The far right has abandoned the rational debate in favor of party politics in the divided Senate. Mitt Romney has made an anti-START agenda the focal point of his future presidential campaign with a fundraising pitch to supporters. Numerous arms-control and foreign policy experts have criticized Romney’s lame OpEds, including members of his own Republican party. Senator Richard Lugar described it as “hyperbolic attack” that “repeats discredited objections and appears unaware of arms control history and context.”

Ultra-conservative fundraising groups like the Heritage Foundation, John Birch Society and Tea-Party-sponsored Liberty Central have begun campaigning against the treaty as well. They share in the hard-right’s nostalgic paranoia about Russian intentions, and refusal to give diplomacy a chance.

Nuclear arms-control expert Kingston Reif sheds light on the Heritage Foundation on Nukes of Hazard:

The degree to which Heritage will say just about anything to cast doubt on New START is pretty amazing, though perhaps not surprising. For example, yesterday Peter Brookes stated: “So we will cut our strategic nuclear warhead levels to 1,550, but Russia will keep 2,100.”

…But experts predict Russia’s strategic forces will drop to 1,000 warheads, which is below the 1,550 level of accountable warheads in New START, with or without the treaty. It would be nice if Heritage could at least get its story straight, even if they continue to have a little trouble with the facts!

The administration must secure two-thirds of Senate votes but key support is still missing. Case in point: Senator Joe Lieberman (I-Conn) Chairman of the Senate Homeland Security Committee, an Independent who caucuses with Democrats, says he can’t support the treaty in its current form. “I’d like to be in a position to support it…[but] not yet.” This is crazy – This is a treaty, not a piece of legislation that can be amended, and there are no other forms of the treaty for him to support. So Lieberman, with apparently no specific objections to the treaty, joins currently undecided Republican senators Bob Corker, Scott Brown, Olympia Snowe, Bob Bennett and John McCain, among others.

The good news is that bi-partisan support for the treaty continues to grow. One of the newest supporters, Consensus for American Security, sums it up in their opening statement:

The New START Treaty is a critical and essential first-step. The Consensus demonstrates bipartisan support for efforts to SECURE the world’s current nuclear stockpiles, PREVENT terrorists from getting access to nuclear technologies, and REDUCE the spread of nuclear weapons worldwide.

The START Treaty represents the US national interest. It is the only option that allows us to invest in the nuclear security priorities necessary to confront the threats of today and tomorrow. Building on the successes of President Reagan, the Treaty allows us to control old weapons while supporting our forces and the development of advanced capabilities. Without this Treaty, we will not be able to move forward with new strategic issues that are vital to protecting America.

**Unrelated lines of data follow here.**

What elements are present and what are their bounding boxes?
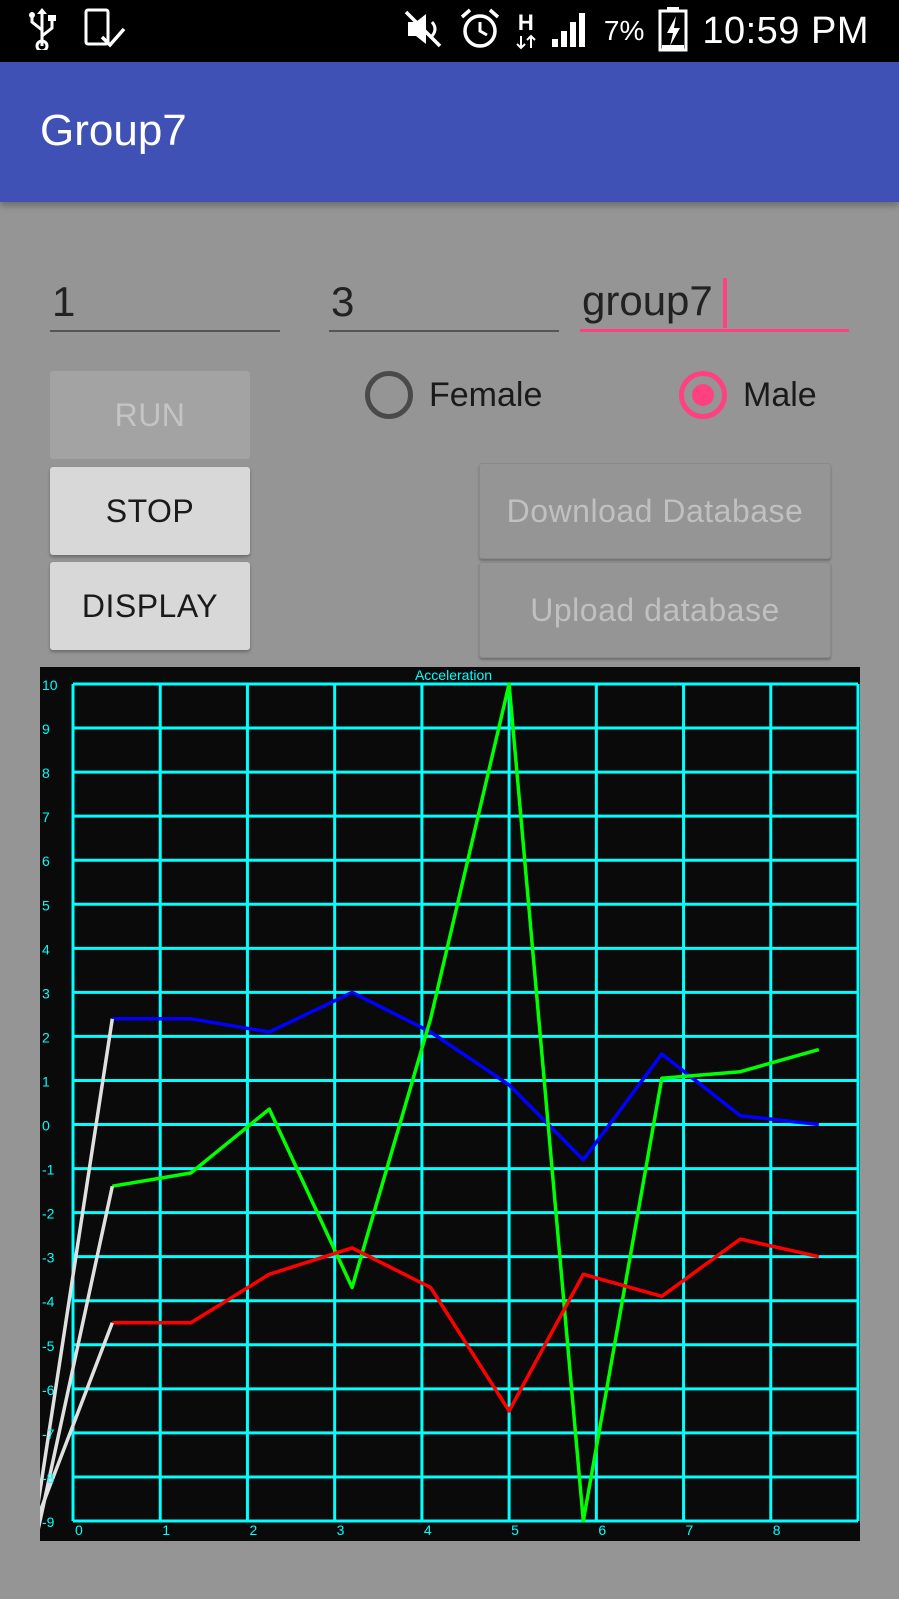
y-tick-label-4: 6 xyxy=(42,853,50,869)
x-tick-label-5: 5 xyxy=(511,1522,519,1538)
app-bar: Group7 xyxy=(0,62,899,202)
y-tick-label-5: 5 xyxy=(42,897,50,913)
x-tick-label-4: 4 xyxy=(424,1522,432,1538)
usb-icon xyxy=(24,7,60,55)
y-tick-label-7: 3 xyxy=(42,985,50,1001)
stop-button[interactable]: STOP xyxy=(50,467,250,555)
radio-male[interactable]: Male xyxy=(679,371,817,419)
series-line-3 xyxy=(40,1018,115,1503)
y-tick-label-13: -3 xyxy=(42,1250,55,1266)
radio-female[interactable]: Female xyxy=(365,371,542,419)
y-tick-label-6: 4 xyxy=(42,941,50,957)
y-tick-label-9: 1 xyxy=(42,1073,50,1089)
chart-svg: 109876543210-1-2-3-4-5-6-7-8-90123456789… xyxy=(40,667,860,1538)
series-line-1 xyxy=(112,682,820,1523)
input-field-3-input[interactable] xyxy=(580,277,849,325)
download-database-button[interactable]: Download Database xyxy=(479,463,831,559)
input-field-1[interactable] xyxy=(50,272,280,332)
acceleration-chart: 109876543210-1-2-3-4-5-6-7-8-90123456789… xyxy=(40,667,860,1541)
radio-male-circle[interactable] xyxy=(679,371,727,419)
radio-female-label: Female xyxy=(429,375,543,414)
series-line-5 xyxy=(40,1322,114,1517)
x-tick-label-2: 2 xyxy=(249,1522,257,1538)
y-tick-label-14: -4 xyxy=(42,1294,55,1310)
app-title: Group7 xyxy=(40,106,187,155)
chart-title: Acceleration xyxy=(415,667,492,683)
clock: 10:59 PM xyxy=(702,9,869,52)
alarm-icon xyxy=(458,7,502,56)
x-tick-label-0: 0 xyxy=(75,1522,83,1538)
x-tick-label-7: 7 xyxy=(686,1522,694,1538)
radio-female-circle[interactable] xyxy=(365,371,413,419)
input-field-2-input[interactable] xyxy=(329,278,559,326)
input-field-1-input[interactable] xyxy=(50,278,280,326)
x-tick-label-8: 8 xyxy=(773,1522,781,1538)
radio-male-label: Male xyxy=(743,375,817,414)
y-tick-label-10: 0 xyxy=(42,1118,50,1134)
x-tick-label-1: 1 xyxy=(162,1522,170,1538)
series-line-4 xyxy=(40,1185,115,1530)
network-h-icon: H xyxy=(516,12,536,50)
x-tick-label-6: 6 xyxy=(598,1522,606,1538)
y-tick-label-1: 9 xyxy=(42,721,50,737)
series-line-2 xyxy=(112,1237,820,1413)
y-tick-label-16: -6 xyxy=(42,1382,55,1398)
battery-percent: 7% xyxy=(603,15,645,46)
input-field-3[interactable] xyxy=(580,272,849,332)
upload-database-button[interactable]: Upload database xyxy=(479,562,831,658)
y-tick-label-17: -7 xyxy=(42,1426,55,1442)
y-tick-label-15: -5 xyxy=(42,1338,55,1354)
y-tick-label-18: -8 xyxy=(42,1470,55,1486)
series-line-0 xyxy=(112,990,819,1162)
y-tick-label-0: 10 xyxy=(42,677,58,693)
mute-icon xyxy=(402,8,444,55)
input-field-2[interactable] xyxy=(329,272,559,332)
y-tick-label-11: -1 xyxy=(42,1162,55,1178)
battery-icon xyxy=(658,6,688,57)
y-tick-label-2: 8 xyxy=(42,765,50,781)
display-button[interactable]: DISPLAY xyxy=(50,562,250,650)
signal-icon xyxy=(550,9,590,54)
run-button[interactable]: RUN xyxy=(50,371,250,459)
text-cursor xyxy=(723,278,727,328)
status-bar: H 7% 10:59 PM xyxy=(0,0,899,62)
y-tick-label-12: -2 xyxy=(42,1206,55,1222)
x-tick-label-3: 3 xyxy=(337,1522,345,1538)
y-tick-label-19: -9 xyxy=(42,1514,55,1530)
y-tick-label-8: 2 xyxy=(42,1029,50,1045)
device-check-icon xyxy=(82,7,126,56)
y-tick-label-3: 7 xyxy=(42,809,50,825)
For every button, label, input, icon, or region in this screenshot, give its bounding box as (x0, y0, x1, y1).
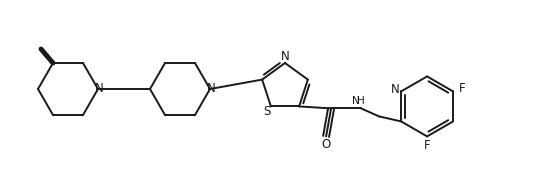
Text: S: S (263, 105, 270, 118)
Text: H: H (357, 96, 365, 106)
Text: N: N (207, 82, 216, 95)
Text: N: N (391, 83, 399, 96)
Text: N: N (95, 82, 104, 95)
Text: N: N (352, 96, 360, 106)
Text: F: F (459, 82, 465, 95)
Text: N: N (281, 49, 290, 63)
Text: F: F (424, 139, 431, 152)
Text: O: O (321, 138, 331, 151)
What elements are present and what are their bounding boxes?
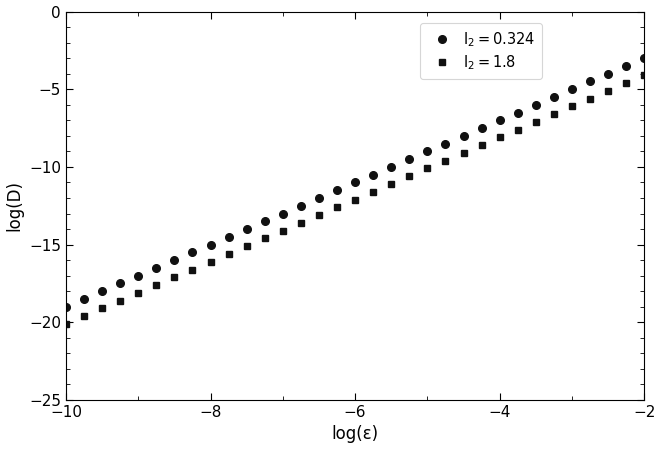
I_2 = 1.8: [116, 298, 124, 303]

Tom Daschle, former Senate Democrat leader and member of the Washington think tank, Center for American Progress also spots political motives in treaty opposition. Daschle claims that failing to ratify new START would renew the arms race and encourage states like North Korea to join in, and “American credibility on nuclear issues would evaporate.

The obstacles today to reducing the number of nuclear weapons in the world, the obstacles to increasing this country’s national security, the obstacles to continuing down the path that President Reagan himself first cleared—they are entirely political.

Daschle accuses irrational GOP opposition like Romney of “flirting with nuclear anarchy.” He says Republican senators have a choice:

[they] can choose Mitt Romney or they can choose the entire U.S. military establishment.

Treaty opponents repeatedly claim that the administration’s plans for disarmament are radical. But Obama’s vision is nothing new. In fact, it’s shared by former presidents Reagan, Kennedy and Eisenhower. It doesn’t get more mainstream than that.